Paul Copan and Free Will in Heaven

One comment below asked the question about free will in heaven and whether or not the saved will have it. It's a good question, and Christian philosopher Paul Copan has dealt with it. Here's my response:

Paul Copan offers three possibilities with regard to free will in heaven [in “That’s Just Your Interpretation”, (Baker Books, 2001), pp. 106-108].

1) That through our truly libertarian free actions on earth we gain access to heaven where we no longer have this freedom to sin. But if heaven is a place where we longer have the freedom to sin, then God could’ve bypassed our earthly existence altogether. If there is no free will in heaven then why not just create us all in heaven? What does it matter what we did or didn’t do on earth? Furthermore, why reward someone by taking away their free will? If free will can be taken away without a loss of goodness, then why create us with it in the first place?
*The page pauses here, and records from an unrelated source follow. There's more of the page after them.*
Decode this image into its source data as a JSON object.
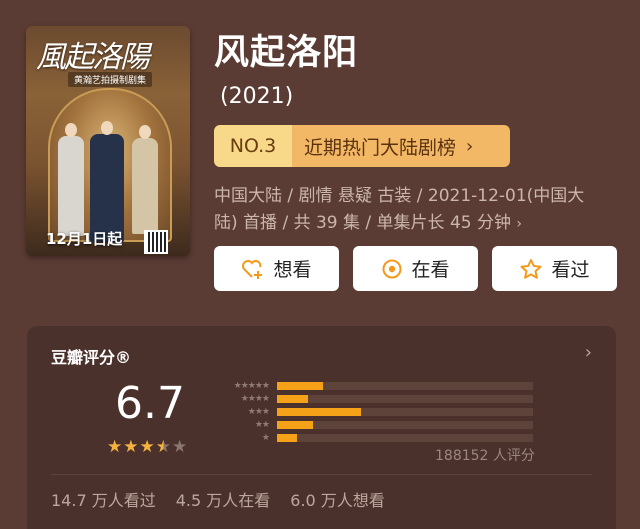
{
  "poster": {
    "title_art": "風起洛陽",
    "subtitle": "黄瀚艺拍摄制剧集",
    "date_text": "12月1日起"
  },
  "show": {
    "title": "风起洛阳",
    "year": "(2021)"
  },
  "rank": {
    "number": "NO.3",
    "label": "近期热门大陆剧榜",
    "chevron": "›"
  },
  "meta": {
    "line1": "中国大陆 / 剧情 悬疑 古装 / 2021-12-01(中国大",
    "line2": "陆) 首播 / 共 39 集 / 单集片长 45 分钟",
    "chevron": "›"
  },
  "actions": [
    {
      "label": "想看",
      "icon": "heart-plus-icon"
    },
    {
      "label": "在看",
      "icon": "target-circle-icon"
    },
    {
      "label": "看过",
      "icon": "star-outline-icon"
    }
  ],
  "rating": {
    "title": "豆瓣评分®",
    "chevron": "›",
    "score": "6.7",
    "stars_value": 3.5,
    "star_glyph": "★",
    "distribution": [
      {
        "stars": 5,
        "fraction": 0.18
      },
      {
        "stars": 4,
        "fraction": 0.12
      },
      {
        "stars": 3,
        "fraction": 0.33
      },
      {
        "stars": 2,
        "fraction": 0.14
      },
      {
        "stars": 1,
        "fraction": 0.08
      }
    ],
    "votes": "188152 人评分",
    "watched": "14.7 万人看过",
    "watching": "4.5 万人在看",
    "want": "6.0 万人想看"
  },
  "colors": {
    "background": "#5b3c34",
    "card": "#4a312b",
    "rank_left": "#f8d98a",
    "rank_right": "#f2b866",
    "star": "#f6b23f",
    "bar": "#f6a219",
    "action_icon": "#f39a1c"
  }
}
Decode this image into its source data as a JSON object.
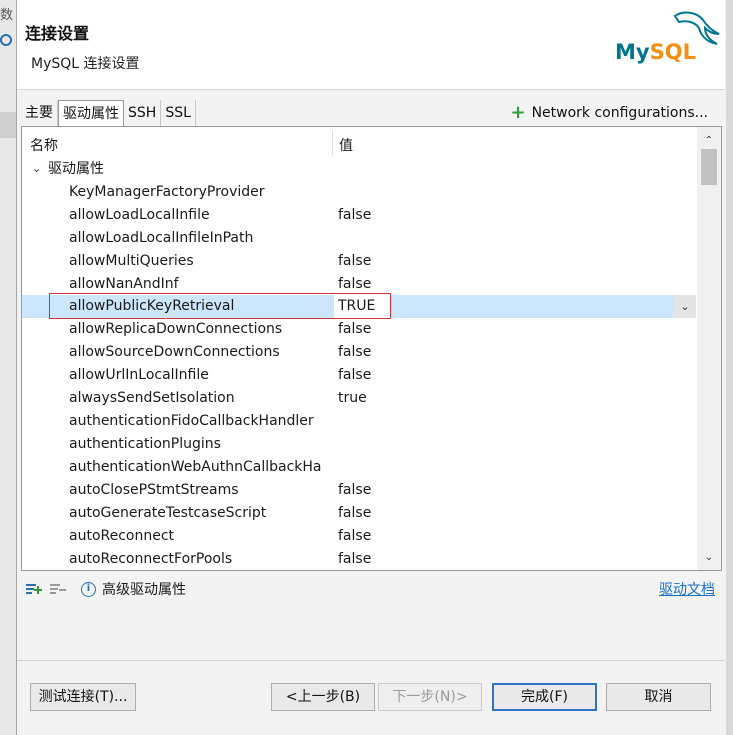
{
  "background": {
    "peek_text": "数"
  },
  "header": {
    "title": "连接设置",
    "subtitle": "MySQL 连接设置",
    "logo_text_my": "My",
    "logo_text_sql": "SQL"
  },
  "tabs": [
    {
      "label": "主要",
      "active": false
    },
    {
      "label": "驱动属性",
      "active": true
    },
    {
      "label": "SSH",
      "active": false
    },
    {
      "label": "SSL",
      "active": false
    }
  ],
  "network_configurations": {
    "label": "Network configurations..."
  },
  "table": {
    "col_name": "名称",
    "col_value": "值",
    "group_label": "驱动属性",
    "rows": [
      {
        "name": "KeyManagerFactoryProvider",
        "value": ""
      },
      {
        "name": "allowLoadLocalInfile",
        "value": "false"
      },
      {
        "name": "allowLoadLocalInfileInPath",
        "value": ""
      },
      {
        "name": "allowMultiQueries",
        "value": "false"
      },
      {
        "name": "allowNanAndInf",
        "value": "false"
      },
      {
        "name": "allowPublicKeyRetrieval",
        "value": "TRUE"
      },
      {
        "name": "allowReplicaDownConnections",
        "value": "false"
      },
      {
        "name": "allowSourceDownConnections",
        "value": "false"
      },
      {
        "name": "allowUrlInLocalInfile",
        "value": "false"
      },
      {
        "name": "alwaysSendSetIsolation",
        "value": "true"
      },
      {
        "name": "authenticationFidoCallbackHandler",
        "value": ""
      },
      {
        "name": "authenticationPlugins",
        "value": ""
      },
      {
        "name": "authenticationWebAuthnCallbackHa",
        "value": ""
      },
      {
        "name": "autoClosePStmtStreams",
        "value": "false"
      },
      {
        "name": "autoGenerateTestcaseScript",
        "value": "false"
      },
      {
        "name": "autoReconnect",
        "value": "false"
      },
      {
        "name": "autoReconnectForPools",
        "value": "false"
      }
    ]
  },
  "toolbar": {
    "advanced_label": "高级驱动属性",
    "docs_link": "驱动文档"
  },
  "buttons": {
    "test": "测试连接(T)...",
    "back": "<上一步(B)",
    "next": "下一步(N)>",
    "finish": "完成(F)",
    "cancel": "取消"
  },
  "colors": {
    "accent": "#2f74c9",
    "selection": "#cce6fb",
    "highlight_box": "#d9333a",
    "add_green": "#2e9e3a",
    "mysql_blue": "#00758f",
    "mysql_orange": "#f29111"
  }
}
2) That God foreknows that no one who enters heaven will freely choose to sin. But if God has that kind of foreknowledge then again, what is the purpose of creating this particular world? It appears to be a cruel game of hide and seek, where God hides and we must find him, and only the few who find him will be rewarded while the many who don’t are punished when they die. If God has foreknowledge then why didn’t he just foreknow who would find him even before creating them, and simply place them in heaven in the first place?...then there’d be no one punished for not finding him. If heaven is a reward, then “it seems absurd for a wholly good God to force humanity into a position of ignorance regarding correct moral choice and then hold people accountable for such a choice.” [Suffering Belief, Weisberger, p. 136]. Furthermore, if this world is to teach us the virtues of courage, patience, and generosity in the face of suffering, then most all of those virtues are irrelevant in a heavenly bliss where there is no suffering or pain.

3) That those who enter heaven will be in “the unmediated presence of God” such that “not sinning will be a ‘no brainer’—even though it remains a possibility.” But if this is the case, then why do Christians think the Devil rebelled against God, since he was supposedly in the direct unmediated presence of God? How was it possible for the traditional Devil to have such an experience of absolute goodness and absolute power and still rebel against God?